District of Columbia attorney and judge

Nathan Cayton (January 15, 1899 - February 12, 1977) was an American attorney and jurist who served on District of Columbia Municipal Court from 1927 to 1942 and on the District of Columbia Court of Appeals from 1942 to 1956, including as chief judge from 1946 to 1956.

== Early life and education ==

Nathan Cayton was born in 1899 in Washington, D.C. Cayton attended Central High School, graduating in 1916, and received a scholarship to the National University School of Law, graduating in 1918, receiving both LL.B. and LL.M. degrees. He was admitted to the District of Columbia Bar in 1920.

== Career ==

After graduating, Cayton worked for the Department of War for around a year, before entering private practice in 1919.

On January 29, 1927, Cayton was appointed by president Calvin Coolidge to become a judge on the District of Columbia Municipal Court, succeeding judge Charles V. Meehan. At the time, he was the youngest person ever appointed to become a judge by the President. He was sworn in on February 16, 1927, by judge George C. Aukam. While on the Municipal Court, Cayton helped institute the District of Columbia small claims court.

In 1930, Cayton controversially claimed that there was a "Jewish crime wave" in a statement condemned by the American Jewish Committee.

In 1942, Cayton was appointed by president Franklin D. Roosevelt to become a member of the newly-formed District of Columbia Court of Appeals, and was appointed to the position of chief judge by president Harry S. Truman four years later.

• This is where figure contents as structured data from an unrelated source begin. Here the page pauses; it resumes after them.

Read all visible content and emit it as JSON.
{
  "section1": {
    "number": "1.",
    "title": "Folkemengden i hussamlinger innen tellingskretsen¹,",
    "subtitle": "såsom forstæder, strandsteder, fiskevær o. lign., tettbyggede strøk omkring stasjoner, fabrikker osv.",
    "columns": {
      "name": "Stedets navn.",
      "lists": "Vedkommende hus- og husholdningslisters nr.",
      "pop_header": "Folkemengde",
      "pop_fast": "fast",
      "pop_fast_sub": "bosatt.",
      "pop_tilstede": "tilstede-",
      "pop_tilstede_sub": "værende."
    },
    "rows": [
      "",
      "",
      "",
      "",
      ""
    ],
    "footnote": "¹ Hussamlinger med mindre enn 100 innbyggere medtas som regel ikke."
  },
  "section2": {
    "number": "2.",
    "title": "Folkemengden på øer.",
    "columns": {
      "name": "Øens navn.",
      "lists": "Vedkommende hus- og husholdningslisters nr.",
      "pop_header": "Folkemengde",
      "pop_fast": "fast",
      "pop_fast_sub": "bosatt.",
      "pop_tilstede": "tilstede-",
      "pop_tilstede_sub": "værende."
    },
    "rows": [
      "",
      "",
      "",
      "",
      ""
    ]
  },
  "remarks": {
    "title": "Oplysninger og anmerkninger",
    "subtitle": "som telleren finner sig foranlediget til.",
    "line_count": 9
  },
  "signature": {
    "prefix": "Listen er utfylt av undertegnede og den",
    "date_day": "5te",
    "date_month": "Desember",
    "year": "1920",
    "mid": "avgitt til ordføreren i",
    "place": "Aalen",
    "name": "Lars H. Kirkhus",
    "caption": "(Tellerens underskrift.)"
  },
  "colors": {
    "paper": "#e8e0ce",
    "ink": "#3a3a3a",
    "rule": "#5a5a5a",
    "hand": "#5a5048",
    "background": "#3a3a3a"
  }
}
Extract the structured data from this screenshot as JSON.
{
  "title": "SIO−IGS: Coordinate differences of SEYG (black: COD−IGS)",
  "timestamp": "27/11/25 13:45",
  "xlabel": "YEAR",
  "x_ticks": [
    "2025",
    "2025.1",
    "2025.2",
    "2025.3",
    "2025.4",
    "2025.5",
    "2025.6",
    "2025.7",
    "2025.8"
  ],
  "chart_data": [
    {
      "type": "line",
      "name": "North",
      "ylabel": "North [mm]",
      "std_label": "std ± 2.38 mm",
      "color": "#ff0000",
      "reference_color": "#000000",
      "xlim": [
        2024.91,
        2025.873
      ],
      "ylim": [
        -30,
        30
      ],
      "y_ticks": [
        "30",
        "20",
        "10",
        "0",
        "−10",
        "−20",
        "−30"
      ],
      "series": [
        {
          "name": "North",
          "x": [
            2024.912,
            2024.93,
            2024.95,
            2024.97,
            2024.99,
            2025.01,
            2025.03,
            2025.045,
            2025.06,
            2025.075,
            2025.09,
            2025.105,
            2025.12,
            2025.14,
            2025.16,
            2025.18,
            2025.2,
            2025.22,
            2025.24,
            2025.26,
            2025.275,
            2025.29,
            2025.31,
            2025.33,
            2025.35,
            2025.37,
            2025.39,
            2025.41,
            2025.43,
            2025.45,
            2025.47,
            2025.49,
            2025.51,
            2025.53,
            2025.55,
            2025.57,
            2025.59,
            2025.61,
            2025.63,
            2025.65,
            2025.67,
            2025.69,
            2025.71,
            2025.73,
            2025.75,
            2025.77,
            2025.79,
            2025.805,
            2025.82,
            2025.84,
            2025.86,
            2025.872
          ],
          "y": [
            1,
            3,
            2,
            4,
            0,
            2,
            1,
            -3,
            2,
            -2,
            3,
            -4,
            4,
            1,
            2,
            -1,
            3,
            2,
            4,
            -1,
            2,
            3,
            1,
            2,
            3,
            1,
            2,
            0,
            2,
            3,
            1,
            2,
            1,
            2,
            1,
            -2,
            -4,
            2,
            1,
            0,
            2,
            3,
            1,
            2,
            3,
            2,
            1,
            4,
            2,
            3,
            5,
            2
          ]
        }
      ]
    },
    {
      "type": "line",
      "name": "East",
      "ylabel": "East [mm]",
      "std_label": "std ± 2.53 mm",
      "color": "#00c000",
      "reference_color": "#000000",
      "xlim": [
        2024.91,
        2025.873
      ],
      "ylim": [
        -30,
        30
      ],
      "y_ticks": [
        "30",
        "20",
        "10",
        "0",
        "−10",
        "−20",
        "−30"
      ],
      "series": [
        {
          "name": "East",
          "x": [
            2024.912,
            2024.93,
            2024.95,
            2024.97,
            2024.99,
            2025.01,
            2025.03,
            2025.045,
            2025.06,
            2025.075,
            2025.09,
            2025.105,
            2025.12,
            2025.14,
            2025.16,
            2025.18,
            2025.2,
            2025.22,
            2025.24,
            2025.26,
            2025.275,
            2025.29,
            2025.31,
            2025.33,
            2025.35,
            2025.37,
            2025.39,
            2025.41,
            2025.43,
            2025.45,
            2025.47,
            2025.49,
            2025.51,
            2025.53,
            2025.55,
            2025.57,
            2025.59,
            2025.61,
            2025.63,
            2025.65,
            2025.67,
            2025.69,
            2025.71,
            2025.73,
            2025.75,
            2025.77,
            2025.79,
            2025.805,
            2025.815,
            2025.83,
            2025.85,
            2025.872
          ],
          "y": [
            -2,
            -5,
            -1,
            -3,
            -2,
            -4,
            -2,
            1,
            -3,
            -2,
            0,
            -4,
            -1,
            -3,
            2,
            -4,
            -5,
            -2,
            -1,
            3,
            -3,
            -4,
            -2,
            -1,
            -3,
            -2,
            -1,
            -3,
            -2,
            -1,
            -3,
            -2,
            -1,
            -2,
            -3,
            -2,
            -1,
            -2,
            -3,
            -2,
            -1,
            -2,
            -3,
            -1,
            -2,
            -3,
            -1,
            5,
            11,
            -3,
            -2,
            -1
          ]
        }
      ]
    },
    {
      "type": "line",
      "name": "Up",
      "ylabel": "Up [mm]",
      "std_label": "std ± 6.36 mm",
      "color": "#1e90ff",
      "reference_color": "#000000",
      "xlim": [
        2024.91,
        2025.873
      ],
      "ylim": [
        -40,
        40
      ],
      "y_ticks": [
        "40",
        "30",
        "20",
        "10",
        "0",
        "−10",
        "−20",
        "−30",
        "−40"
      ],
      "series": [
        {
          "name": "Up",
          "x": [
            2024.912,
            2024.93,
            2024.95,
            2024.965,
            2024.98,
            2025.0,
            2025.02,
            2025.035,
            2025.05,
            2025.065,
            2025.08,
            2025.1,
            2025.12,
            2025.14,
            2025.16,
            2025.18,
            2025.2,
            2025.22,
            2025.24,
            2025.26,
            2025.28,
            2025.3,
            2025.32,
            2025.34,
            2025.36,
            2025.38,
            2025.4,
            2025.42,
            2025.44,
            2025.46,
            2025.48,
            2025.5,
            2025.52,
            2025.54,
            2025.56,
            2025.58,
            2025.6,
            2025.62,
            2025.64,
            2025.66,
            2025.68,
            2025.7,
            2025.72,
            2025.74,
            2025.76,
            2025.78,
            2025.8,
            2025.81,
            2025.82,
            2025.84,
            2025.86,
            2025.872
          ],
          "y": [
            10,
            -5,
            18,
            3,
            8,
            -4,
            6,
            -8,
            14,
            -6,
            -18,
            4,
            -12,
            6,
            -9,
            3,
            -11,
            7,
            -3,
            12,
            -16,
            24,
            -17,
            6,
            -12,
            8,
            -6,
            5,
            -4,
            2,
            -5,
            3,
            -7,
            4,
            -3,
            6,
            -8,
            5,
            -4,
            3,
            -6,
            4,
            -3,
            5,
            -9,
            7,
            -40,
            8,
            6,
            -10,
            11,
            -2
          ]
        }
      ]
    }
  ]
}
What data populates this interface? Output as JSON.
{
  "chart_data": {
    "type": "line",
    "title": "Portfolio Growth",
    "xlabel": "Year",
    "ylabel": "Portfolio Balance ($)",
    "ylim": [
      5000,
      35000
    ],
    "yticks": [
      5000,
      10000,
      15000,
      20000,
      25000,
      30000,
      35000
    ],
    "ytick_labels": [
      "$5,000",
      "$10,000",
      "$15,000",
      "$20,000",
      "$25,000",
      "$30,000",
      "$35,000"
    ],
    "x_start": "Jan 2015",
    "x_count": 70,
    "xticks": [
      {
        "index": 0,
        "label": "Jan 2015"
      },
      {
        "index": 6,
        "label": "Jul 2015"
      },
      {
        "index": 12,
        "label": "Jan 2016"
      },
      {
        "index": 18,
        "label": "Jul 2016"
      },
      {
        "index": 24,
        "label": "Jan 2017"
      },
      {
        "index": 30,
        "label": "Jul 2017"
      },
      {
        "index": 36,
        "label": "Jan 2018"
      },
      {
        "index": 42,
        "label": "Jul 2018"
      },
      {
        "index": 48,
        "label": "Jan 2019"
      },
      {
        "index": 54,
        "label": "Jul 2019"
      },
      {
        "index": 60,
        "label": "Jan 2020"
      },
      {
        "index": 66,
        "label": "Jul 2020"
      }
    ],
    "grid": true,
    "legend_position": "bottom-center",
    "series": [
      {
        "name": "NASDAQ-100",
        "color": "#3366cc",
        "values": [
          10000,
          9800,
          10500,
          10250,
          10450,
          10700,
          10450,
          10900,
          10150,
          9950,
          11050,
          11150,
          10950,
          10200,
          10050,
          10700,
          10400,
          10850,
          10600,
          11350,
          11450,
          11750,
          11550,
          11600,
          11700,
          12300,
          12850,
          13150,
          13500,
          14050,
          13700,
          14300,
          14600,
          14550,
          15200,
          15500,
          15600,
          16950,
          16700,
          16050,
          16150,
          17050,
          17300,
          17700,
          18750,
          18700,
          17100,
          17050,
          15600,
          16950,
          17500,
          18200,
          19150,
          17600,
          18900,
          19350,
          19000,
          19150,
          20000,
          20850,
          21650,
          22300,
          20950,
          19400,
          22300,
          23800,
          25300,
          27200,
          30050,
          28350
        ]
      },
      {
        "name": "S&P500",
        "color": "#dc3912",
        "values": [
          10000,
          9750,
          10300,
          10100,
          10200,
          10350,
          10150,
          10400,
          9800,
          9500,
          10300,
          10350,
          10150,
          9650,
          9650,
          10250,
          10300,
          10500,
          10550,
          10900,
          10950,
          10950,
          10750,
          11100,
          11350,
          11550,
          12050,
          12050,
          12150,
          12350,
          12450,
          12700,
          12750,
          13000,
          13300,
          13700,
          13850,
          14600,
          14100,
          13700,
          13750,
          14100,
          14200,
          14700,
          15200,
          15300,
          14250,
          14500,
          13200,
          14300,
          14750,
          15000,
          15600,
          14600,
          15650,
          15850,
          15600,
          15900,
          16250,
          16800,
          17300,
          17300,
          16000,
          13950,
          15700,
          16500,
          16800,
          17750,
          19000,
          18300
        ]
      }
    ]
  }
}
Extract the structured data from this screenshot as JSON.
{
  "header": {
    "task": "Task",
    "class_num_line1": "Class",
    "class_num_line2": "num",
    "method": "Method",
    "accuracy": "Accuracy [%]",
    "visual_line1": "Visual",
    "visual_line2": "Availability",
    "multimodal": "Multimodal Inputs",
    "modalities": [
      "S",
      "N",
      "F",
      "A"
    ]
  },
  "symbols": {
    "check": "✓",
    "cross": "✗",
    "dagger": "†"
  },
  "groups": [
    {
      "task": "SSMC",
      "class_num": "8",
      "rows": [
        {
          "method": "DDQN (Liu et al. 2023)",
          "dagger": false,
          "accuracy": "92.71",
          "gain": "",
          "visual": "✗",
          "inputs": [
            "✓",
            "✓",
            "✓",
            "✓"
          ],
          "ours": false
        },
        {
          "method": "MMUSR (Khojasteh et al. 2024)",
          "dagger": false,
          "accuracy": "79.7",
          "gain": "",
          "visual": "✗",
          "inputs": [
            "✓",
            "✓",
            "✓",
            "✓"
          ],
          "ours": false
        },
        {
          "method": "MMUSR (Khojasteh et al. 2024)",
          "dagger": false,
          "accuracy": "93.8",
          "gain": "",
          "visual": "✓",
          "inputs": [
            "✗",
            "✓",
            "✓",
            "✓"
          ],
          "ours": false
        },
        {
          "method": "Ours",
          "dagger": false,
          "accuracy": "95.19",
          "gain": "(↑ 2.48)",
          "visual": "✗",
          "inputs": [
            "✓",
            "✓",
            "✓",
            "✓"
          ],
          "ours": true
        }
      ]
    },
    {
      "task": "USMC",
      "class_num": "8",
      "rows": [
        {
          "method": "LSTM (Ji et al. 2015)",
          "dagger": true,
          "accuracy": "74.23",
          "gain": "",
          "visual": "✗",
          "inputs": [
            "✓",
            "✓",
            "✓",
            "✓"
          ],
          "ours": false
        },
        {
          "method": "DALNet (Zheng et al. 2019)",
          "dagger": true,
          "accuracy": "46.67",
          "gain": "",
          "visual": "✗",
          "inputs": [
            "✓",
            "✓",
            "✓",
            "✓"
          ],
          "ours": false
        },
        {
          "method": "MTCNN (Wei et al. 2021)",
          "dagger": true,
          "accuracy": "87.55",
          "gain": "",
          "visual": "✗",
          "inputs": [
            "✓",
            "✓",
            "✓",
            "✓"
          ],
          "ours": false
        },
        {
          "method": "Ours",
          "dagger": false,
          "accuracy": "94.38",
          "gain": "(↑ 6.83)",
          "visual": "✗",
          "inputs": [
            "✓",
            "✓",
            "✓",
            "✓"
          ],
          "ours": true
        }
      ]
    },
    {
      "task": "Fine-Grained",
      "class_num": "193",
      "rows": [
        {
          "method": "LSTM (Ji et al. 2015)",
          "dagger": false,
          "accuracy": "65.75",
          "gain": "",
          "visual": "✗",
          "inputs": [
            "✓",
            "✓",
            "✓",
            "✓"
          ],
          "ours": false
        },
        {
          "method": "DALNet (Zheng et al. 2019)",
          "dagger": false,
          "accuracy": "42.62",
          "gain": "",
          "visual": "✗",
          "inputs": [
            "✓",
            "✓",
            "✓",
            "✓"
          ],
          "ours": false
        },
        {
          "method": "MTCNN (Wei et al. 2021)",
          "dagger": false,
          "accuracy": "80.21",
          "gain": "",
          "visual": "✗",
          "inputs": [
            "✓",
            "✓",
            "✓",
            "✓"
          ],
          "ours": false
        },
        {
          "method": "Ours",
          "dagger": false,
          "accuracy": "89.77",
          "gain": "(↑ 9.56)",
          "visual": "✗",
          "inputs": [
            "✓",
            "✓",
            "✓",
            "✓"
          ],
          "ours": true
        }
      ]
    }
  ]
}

== Later life and death ==

Cayton retired from the bench in 1956, and was succeeded as chief justice by Leo A. Rover. He remained civically active, including as a member of the National Academy of Arbitrators and a member of the executive committee of the American Arbitration Association, and filling in for judge vacancies.

Cayton never married, and never had any children. He died on February 12, 1977, five years after he suffered a heart attack.